Missing data, excluded data and indeterminate results
Missing data were not included in the analysis but patients with lost data were not excluded (all available patient data was included in the analysis). No imputation of the lost data was performed.
During the process of signals review and verification of the start and end times of each evaluation from the manual records, lost sections of HR and/or Ox data due to poor contact between the skin and the sensor was observed. This incidence caused introduction of some filters to be applied to exclude these lost sections from the analysis. Thus, an evaluation was excluded if it had a loss rate (measures lost divided by the total number of measures) greater than 10% in any phase. In addition, evaluations performed at home (V2, V3) that did not reveal an improvement in the sensation of dyspnoea for the patient (of at least one point according to the mMRC scale27) with respect to the decompensated phase evaluation (V1) were also excluded to ensure that home assessments were performed in the “compensated phase”.
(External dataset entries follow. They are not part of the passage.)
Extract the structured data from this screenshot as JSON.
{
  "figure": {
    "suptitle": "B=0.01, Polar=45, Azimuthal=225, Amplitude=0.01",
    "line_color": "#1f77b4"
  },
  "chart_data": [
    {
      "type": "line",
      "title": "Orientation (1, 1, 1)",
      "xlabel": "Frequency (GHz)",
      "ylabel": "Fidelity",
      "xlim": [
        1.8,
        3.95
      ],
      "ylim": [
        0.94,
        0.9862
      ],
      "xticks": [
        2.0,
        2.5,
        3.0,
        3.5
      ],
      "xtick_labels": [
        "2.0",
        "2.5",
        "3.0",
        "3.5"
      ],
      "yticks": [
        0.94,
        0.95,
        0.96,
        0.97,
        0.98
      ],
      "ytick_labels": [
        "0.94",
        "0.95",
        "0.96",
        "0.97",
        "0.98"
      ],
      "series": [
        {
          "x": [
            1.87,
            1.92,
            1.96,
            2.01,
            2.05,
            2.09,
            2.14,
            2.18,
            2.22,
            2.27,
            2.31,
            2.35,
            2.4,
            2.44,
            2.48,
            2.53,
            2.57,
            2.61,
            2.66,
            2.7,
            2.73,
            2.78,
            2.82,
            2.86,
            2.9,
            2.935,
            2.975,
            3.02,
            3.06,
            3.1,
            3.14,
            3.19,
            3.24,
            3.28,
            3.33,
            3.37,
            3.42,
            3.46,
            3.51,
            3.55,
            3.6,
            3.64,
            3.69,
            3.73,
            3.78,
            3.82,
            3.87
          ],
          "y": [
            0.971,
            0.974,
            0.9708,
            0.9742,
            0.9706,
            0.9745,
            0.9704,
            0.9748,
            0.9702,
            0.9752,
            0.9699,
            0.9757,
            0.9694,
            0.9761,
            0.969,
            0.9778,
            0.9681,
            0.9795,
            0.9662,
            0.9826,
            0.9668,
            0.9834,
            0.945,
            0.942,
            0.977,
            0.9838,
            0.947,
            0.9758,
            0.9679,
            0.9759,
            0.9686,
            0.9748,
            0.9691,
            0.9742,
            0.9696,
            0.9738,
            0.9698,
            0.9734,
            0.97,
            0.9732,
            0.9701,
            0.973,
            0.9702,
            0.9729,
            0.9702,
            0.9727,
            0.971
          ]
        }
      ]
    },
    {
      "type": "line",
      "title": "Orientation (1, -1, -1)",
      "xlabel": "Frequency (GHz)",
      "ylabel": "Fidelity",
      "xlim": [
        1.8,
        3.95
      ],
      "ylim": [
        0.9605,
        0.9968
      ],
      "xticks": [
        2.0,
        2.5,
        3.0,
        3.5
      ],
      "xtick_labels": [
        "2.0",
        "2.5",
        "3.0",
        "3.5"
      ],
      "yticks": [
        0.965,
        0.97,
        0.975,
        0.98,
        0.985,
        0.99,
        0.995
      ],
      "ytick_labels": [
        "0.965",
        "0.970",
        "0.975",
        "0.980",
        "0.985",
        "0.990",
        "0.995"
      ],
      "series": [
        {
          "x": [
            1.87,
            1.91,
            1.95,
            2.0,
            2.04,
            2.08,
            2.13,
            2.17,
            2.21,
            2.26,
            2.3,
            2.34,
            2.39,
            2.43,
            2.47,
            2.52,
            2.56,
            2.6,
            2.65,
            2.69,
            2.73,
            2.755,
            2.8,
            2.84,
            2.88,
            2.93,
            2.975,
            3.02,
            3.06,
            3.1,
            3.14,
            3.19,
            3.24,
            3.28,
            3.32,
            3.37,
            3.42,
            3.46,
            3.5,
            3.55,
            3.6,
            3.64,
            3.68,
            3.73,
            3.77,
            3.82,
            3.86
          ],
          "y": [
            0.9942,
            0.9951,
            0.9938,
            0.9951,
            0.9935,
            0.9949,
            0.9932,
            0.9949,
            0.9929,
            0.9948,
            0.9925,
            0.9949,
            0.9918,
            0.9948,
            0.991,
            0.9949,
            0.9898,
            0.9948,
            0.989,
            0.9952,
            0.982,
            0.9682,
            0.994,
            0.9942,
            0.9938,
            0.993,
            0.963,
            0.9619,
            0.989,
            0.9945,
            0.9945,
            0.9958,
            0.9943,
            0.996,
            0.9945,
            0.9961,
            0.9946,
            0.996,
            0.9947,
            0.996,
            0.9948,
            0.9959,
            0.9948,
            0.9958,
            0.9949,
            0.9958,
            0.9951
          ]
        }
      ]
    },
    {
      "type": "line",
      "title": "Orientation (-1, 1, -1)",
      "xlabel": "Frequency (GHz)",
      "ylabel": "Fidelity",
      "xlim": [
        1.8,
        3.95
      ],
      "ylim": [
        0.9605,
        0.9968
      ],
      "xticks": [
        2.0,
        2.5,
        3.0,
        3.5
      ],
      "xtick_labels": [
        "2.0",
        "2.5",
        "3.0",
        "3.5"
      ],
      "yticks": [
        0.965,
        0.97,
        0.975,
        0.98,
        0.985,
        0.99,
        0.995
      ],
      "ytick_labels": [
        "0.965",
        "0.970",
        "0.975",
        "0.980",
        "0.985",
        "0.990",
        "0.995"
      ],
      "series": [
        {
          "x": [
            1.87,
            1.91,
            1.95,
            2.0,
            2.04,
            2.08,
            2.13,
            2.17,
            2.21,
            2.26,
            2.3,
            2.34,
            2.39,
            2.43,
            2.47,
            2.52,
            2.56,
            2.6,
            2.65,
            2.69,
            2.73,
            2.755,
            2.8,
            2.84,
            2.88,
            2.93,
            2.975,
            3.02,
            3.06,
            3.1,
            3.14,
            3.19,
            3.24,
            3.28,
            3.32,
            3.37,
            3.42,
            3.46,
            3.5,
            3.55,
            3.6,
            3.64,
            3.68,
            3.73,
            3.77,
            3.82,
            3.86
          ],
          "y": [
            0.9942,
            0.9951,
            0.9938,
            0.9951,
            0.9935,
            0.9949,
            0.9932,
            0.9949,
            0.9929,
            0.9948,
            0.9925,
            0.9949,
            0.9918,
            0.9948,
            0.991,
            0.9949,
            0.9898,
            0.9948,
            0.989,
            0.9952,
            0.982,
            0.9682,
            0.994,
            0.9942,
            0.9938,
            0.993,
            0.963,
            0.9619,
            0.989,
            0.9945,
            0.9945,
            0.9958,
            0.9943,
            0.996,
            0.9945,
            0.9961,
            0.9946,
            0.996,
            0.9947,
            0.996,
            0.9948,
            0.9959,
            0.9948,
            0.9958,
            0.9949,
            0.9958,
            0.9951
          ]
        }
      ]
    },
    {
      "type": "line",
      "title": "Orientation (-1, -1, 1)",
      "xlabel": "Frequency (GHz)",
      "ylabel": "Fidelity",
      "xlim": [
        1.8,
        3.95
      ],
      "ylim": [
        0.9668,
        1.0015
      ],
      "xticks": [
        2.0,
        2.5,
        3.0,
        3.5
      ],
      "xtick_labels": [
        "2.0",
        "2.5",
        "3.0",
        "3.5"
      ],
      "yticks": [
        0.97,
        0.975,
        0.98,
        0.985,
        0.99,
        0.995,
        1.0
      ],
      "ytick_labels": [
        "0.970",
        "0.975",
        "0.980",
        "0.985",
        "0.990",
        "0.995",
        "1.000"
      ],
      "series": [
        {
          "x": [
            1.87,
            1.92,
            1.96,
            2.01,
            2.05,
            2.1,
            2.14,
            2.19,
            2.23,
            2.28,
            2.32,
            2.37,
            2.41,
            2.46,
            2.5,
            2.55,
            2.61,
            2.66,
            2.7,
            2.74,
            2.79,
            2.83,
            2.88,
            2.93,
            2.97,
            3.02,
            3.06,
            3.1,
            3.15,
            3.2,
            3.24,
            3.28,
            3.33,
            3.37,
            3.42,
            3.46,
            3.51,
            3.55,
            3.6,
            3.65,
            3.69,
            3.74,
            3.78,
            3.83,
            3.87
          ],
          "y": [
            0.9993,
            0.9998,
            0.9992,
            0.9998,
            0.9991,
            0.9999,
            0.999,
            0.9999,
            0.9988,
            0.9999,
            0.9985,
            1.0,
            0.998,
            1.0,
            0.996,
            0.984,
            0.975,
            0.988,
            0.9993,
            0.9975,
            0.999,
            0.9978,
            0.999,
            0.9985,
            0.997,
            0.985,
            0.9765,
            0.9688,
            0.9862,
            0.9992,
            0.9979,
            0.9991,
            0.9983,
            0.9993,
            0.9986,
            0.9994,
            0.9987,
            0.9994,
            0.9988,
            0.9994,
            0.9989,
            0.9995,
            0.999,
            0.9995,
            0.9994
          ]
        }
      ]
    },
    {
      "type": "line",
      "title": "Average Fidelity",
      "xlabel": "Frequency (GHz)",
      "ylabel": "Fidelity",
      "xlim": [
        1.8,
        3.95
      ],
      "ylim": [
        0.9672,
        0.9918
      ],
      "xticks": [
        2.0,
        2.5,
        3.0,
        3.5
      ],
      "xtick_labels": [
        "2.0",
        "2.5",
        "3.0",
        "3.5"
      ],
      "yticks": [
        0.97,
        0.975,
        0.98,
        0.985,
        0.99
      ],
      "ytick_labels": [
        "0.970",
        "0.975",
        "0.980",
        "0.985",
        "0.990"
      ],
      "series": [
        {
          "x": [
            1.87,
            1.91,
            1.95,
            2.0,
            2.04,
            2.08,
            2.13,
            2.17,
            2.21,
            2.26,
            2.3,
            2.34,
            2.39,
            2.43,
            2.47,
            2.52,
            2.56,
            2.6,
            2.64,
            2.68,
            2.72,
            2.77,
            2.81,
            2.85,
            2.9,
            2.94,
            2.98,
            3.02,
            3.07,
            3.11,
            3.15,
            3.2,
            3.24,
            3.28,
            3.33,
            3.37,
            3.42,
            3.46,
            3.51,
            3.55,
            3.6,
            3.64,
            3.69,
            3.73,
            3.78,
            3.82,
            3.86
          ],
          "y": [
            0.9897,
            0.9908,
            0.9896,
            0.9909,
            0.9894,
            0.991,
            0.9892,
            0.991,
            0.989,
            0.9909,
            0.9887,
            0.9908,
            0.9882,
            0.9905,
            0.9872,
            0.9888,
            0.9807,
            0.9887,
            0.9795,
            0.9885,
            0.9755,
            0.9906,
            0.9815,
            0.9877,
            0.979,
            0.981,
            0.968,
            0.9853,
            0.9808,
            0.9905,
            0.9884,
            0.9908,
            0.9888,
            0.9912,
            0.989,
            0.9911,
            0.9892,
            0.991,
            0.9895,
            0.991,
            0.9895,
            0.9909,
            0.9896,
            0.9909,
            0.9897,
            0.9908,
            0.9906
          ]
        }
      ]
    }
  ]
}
No indeterminate results were noted in the index test (algorithms); in all cases, the model produced a “no decompensation” or “a change to decompensation” result. On the other hand, all evaluations were always performed after a definitive result of the standard diagnostic reference test: clinical diagnosis of the decompensated phase by the doctor responsible for the patient in the hospital evaluation (V1) and clinical diagnosis of the compensated phase by the doctor who contacted them by phone before home evaluations (V2, V3). Thus, the algorithms were developed and applied on evaluations clearly labelled as the compensated or decompensated phase by the reference diagnostic test.
Approval of the Ethics Committee
The study was developed according to the Declaration of Helsinki and approved by the Ethics and Research Committee (ERC) of the centre promoting the study (ERC of the Mataró Hospital, approval number 1851806). Informed consent was obtained from all participants and/or their legal guardians.